John Mcdonnell has claimed false paternity for his plans of sweeping nationalisation and monopoly broadband. He has also mixed up his centuries.
“What South Korea did is exactly this. They set up a state company and they rolled out full-fibre broadband over a 10-year programme and you know they’ve covered nearly 97pc of their country. We now have about 10pc to 12pc. We’re falling behind,” he told the BBC Today programme. Not exactly. The Koreans nurtured the private sector. They fostered maximum competition. The state company that Mr Mcdonnell evokes was actually the Korean Information Infrastructure project (KII) launched in 1995. It set targets and a regulatory regime. There was public seed money and aggressive use of subsidies. But its task was to lure private companies into the patriotic drive for full-fibre (and fast copper) broadband.

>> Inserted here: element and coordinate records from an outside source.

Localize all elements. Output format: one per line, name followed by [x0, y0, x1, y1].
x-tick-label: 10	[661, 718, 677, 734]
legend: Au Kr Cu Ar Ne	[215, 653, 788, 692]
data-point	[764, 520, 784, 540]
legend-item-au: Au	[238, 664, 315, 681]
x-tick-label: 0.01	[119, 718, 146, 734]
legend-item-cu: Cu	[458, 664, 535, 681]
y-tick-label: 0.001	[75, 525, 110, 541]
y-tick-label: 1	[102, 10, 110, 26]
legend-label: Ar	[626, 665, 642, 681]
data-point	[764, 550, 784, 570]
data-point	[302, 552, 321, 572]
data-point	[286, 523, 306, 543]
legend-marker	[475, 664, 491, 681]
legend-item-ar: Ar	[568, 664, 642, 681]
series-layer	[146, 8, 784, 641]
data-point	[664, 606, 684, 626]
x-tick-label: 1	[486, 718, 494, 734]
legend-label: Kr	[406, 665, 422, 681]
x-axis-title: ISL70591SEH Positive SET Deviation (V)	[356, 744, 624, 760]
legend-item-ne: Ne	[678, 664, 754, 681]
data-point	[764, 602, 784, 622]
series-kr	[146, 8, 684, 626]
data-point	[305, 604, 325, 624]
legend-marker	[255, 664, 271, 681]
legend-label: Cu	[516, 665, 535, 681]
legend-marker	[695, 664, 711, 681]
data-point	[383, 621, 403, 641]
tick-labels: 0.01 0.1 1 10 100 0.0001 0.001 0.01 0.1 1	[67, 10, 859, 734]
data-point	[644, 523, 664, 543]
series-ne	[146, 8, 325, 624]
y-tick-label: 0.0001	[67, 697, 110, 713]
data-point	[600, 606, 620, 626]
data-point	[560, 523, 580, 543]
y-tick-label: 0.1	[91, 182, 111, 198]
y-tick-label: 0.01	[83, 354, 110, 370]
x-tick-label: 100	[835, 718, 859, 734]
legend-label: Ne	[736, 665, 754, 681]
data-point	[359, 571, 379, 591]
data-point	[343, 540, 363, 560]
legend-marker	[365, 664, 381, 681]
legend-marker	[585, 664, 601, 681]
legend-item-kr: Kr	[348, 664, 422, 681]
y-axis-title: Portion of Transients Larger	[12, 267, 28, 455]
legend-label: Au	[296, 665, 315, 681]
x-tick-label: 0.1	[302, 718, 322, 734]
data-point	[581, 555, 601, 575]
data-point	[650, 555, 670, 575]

Fibre-optic penetration was a melee of competing firms enjoying public support but in cut-throat competition against each other, with open access for start-up firms. A policy of “net neutrality” was upheld to encourage minnows.
It is well-known that net public investment of all kinds in Korea reached 5pc of GDP by the late 2000s, the highest in the OECD club. It is less known that the Korean state pursued a rigorous campaign against “optimism bias” to weed out wasteful projects and white elephants.
The digital drive was not a headline driven electoral stunt. Public spending was calibrated with military efficiency and executed by a mandarin class, backed by powers that would never be accepted in a modern Anglo-saxon country. The philosophy was – and still is – “camping with your back to the water”. No failure is tolerated.
Korea carried out its feat and became world-leader in high-speed internet at the right historical moment. It is now rotating into 5G mobile – and 6G after that – for the next phase of global technology competition. GSMA Intelligence forecasts that 66pc of mobile connections will be 5G in Korea by the mid-2020s. It will be world-leader in that too.
By then we may be moving into a new frontier where 5G displaces full-fibre broadband for rural areas and ultimately takes over much of the digital traffic. Mr Mcdonnell’s £20bn venture – or £40bn? or probably £100bn? – might soon start to look like a spectacularly ill-judged gamble, the Hinkley Point of information technology.